1996 : l'attaque des camps de réfugiés de l'Est de l'ex-Zaïre

A partir d'octobre 1996, le nouveau régime rwandais prend l'initiative d'attaquer et de détruire les camps de réfugiés hutus installés dans l'Est de l'ex-Zaïre. Le but inavoué est encore une fois de tuer et d'anéantir le maximum d'hommes valides, à commencer par les  officiers et sous-officiers ex FAR.

Ceux qui sont pris au piège vont être éliminés avant de franchir la frontière rwandaise sur le chemin du rapatriement forcé ou seront emmenés dans leur commune natale où ils seront enlevés, assassinés ou jetés dans des prisons dans lesquelles ils seront torturés et maltraités jusqu'à la mort.

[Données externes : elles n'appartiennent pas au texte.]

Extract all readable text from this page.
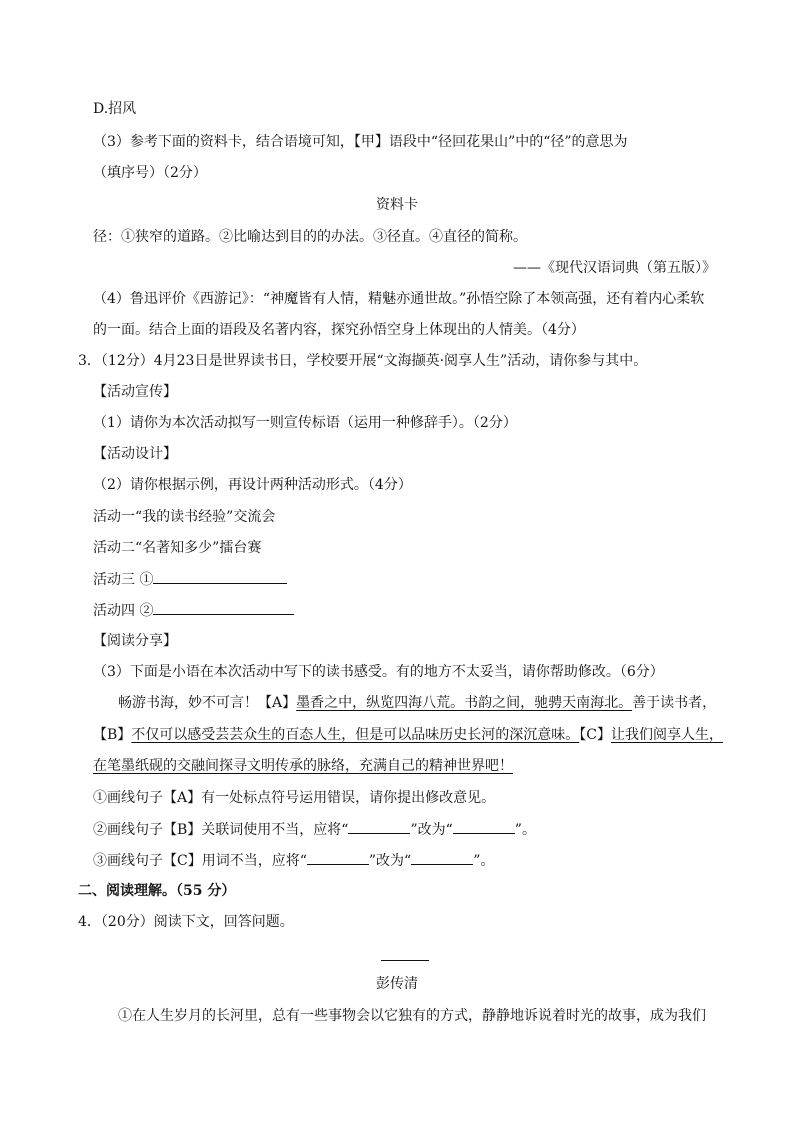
D.招风
（3）参考下面的资料卡，结合语境可知，【甲】语段中“径回花果山”中的“径”的意思为
（填序号）（2分）
资料卡
径：①狭窄的道路。②比喻达到目的的办法。③径直。④直径的简称。
——《现代汉语词典（第五版）》
（4）鲁迅评价《西游记》：“神魔皆有人情，精魅亦通世故。”孙悟空除了本领高强，还有着内心柔软
的一面。结合上面的语段及名著内容，探究孙悟空身上体现出的人情美。（4分）
3．（12分）4月23日是世界读书日，学校要开展“文海撷英·阅享人生”活动，请你参与其中。
【活动宣传】
（1）请你为本次活动拟写一则宣传标语（运用一种修辞手）。（2分）
【活动设计】
（2）请你根据示例，再设计两种活动形式。（4分）
活动一“我的读书经验”交流会
活动二“名著知多少”擂台赛
活动三 ①
活动四 ②
【阅读分享】
（3）下面是小语在本次活动中写下的读书感受。有的地方不太妥当，请你帮助修改。（6分）
畅游书海，妙不可言！【A】墨香之中，纵览四海八荒。书韵之间，驰骋天南海北。善于读书者，
【B】不仅可以感受芸芸众生的百态人生，但是可以品味历史长河的深沉意味。【C】让我们阅享人生，
在笔墨纸砚的交融间探寻文明传承的脉络，充满自己的精神世界吧！
①画线句子【A】有一处标点符号运用错误，请你提出修改意见。
②画线句子【B】关联词使用不当，应将“	”改为“	”。
③画线句子【C】用词不当，应将“	”改为“	”。
二、阅读理解。（55 分）
4．（20分）阅读下文，回答问题。
彭传清
①在人生岁月的长河里，总有一些事物会以它独有的方式，静静地诉说着时光的故事，成为我们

Ceux qui échappent aux assauts des premiers jours lors du démantèlement des camps de réfugiés sont seulement en sursis. Comme d'autres réfugiés, ils vont être traqués  comme du gibier à travers forêts et marécages jusqu'au delà de la frontière de la RD Congo. Pendant cette chasse poursuite qui va durer plus d'une année, les chefs militaires des assaillants, jusqu'au plus bas échelons de commandement, ont des listes d'anciens cadres civils et militaires à abattre.

Pour les unités de l'Armée Patriotique Rwandaise envoyées en expédition en RD Congo comme pour les rébellions qu'elles soutiennent encore aujourd'hui, cette consigne est toujours de rigueur vis-à-vis des réfugiés perdus dans le labyrinthe de la mangrove congolaise depuis octobre 1996.

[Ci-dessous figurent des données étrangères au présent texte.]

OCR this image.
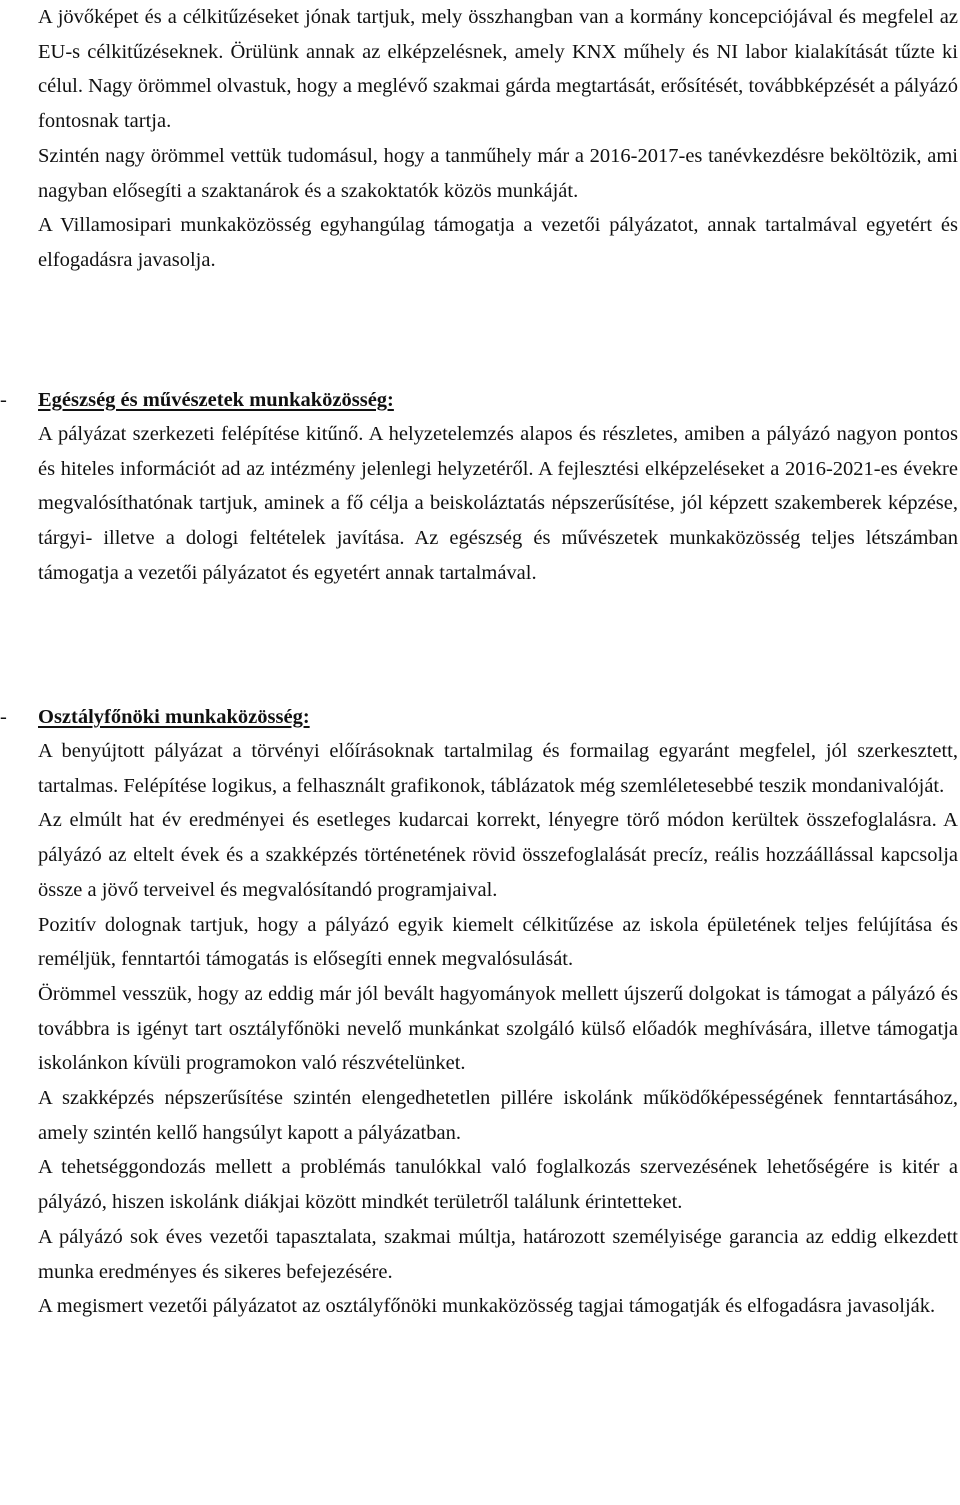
A jövőképet és a célkitűzéseket jónak tartjuk, mely összhangban van a kormány koncepciójával és megfelel az EU-s célkitűzéseknek. Örülünk annak az elképzelésnek, amely KNX műhely és NI labor kialakítását tűzte ki célul. Nagy örömmel olvastuk, hogy a meglévő szakmai gárda megtartását, erősítését, továbbképzését a pályázó fontosnak tartja.

Szintén nagy örömmel vettük tudomásul, hogy a tanműhely már a 2016-2017-es tanévkezdésre beköltözik, ami nagyban elősegíti a szaktanárok és a szakoktatók közös munkáját.

A Villamosipari munkaközösség egyhangúlag támogatja a vezetői pályázatot, annak tartalmával egyetért és elfogadásra javasolja.

- Egészség és művészetek munkaközösség:

A pályázat szerkezeti felépítése kitűnő. A helyzetelemzés alapos és részletes, amiben a pályázó nagyon pontos és hiteles információt ad az intézmény jelenlegi helyzetéről. A fejlesztési elképzeléseket a 2016-2021-es évekre megvalósíthatónak tartjuk, aminek a fő célja a beiskoláztatás népszerűsítése, jól képzett szakemberek képzése, tárgyi- illetve a dologi feltételek javítása. Az egészség és művészetek munkaközösség teljes létszámban támogatja a vezetői pályázatot és egyetért annak tartalmával.

- Osztályfőnöki munkaközösség:

A benyújtott pályázat a törvényi előírásoknak tartalmilag és formailag egyaránt megfelel, jól szerkesztett, tartalmas. Felépítése logikus, a felhasznált grafikonok, táblázatok még szemléletesebbé teszik mondanivalóját.

Az elmúlt hat év eredményei és esetleges kudarcai korrekt, lényegre törő módon kerültek összefoglalásra. A pályázó az eltelt évek és a szakképzés történetének rövid összefoglalását precíz, reális hozzáállással kapcsolja össze a jövő terveivel és megvalósítandó programjaival.

Pozitív dolognak tartjuk, hogy a pályázó egyik kiemelt célkitűzése az iskola épületének teljes felújítása és reméljük, fenntartói támogatás is elősegíti ennek megvalósulását.

Örömmel vesszük, hogy az eddig már jól bevált hagyományok mellett újszerű dolgokat is támogat a pályázó és továbbra is igényt tart osztályfőnöki nevelő munkánkat szolgáló külső előadók meghívására, illetve támogatja iskolánkon kívüli programokon való részvételünket.

A szakképzés népszerűsítése szintén elengedhetetlen pillére iskolánk működőképességének fenntartásához, amely szintén kellő hangsúlyt kapott a pályázatban.

A tehetséggondozás mellett a problémás tanulókkal való foglalkozás szervezésének lehetőségére is kitér a pályázó, hiszen iskolánk diákjai között mindkét területről találunk érintetteket.

A pályázó sok éves vezetői tapasztalata, szakmai múltja, határozott személyisége garancia az eddig elkezdett munka eredményes és sikeres befejezésére.

A megismert vezetői pályázatot az osztályfőnöki munkaközösség tagjai támogatják és elfogadásra javasolják.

1997: le rapatriement forcé de Tanzanie

Dès 1997, le gouvernement Tanzanien expulse tous les réfugiés hutus installés depuis 1994 dans la partie occidentale de ce pays. Cette décision, probablement concoctée par le HCR et le régime de Kigali, rentre en droite ligne des visées du FPR de mettre la main et éliminer progressivement tous les opposants civils et militaires réels ou supposés.

Aussi, dès début 1998, le FPR commence-t-il à faire disparaître les officiers des ex-FAR  que le gouvernement tanzanien avait  livré à leur ennemi sachant pertinemment le sort qui les attendait.

Le Tribunal Pénal International pour le Rwanda (TPIR) et les juridictions Gacaca.

Dès la création du TPIR en fin 1994, Kigali s'est pressée à dresser des listes de criminels responsables du génocide de Tutsis. Sans aucune investigation, l'occasion était bonne pour incriminer un maximum d'ex-FAR en commençant par ceux réputés  s'être farouchement opposés militairement à son avancée pour la conquête du pouvoir.  Ces listes étaient souvent tirées du premier ordre de bataille récupéré dans l'administration de telle façon que même certaines identités étaient complètement fausses.

Bon nombre d'ex-officiers de haut rang seront ainsi traqués dans leur pays d'accueil, avec pour objectif leur neutralisation qui passait par une élimination physique, faute de quoi ils étaient arbitrairement arrêtés et jetés en prison, faisant par la suite l'objet d'une demande systématique d'extradition par Kigali.

Ceux des ex-FAR qui ont eu plus de chance ont été transférés au TPIR pour y être jugés. Malheureusement, la pratique et la logique du procès pénal devant le TPIR montrera très vite que les accusés devant cette justice internationale sont présumés coupables alors qu'ils devraient bénéficier de la présomption d'innocence en vertu de l'article 11 alinéa 2 de la Déclaration Universelle des Droits de l'Homme.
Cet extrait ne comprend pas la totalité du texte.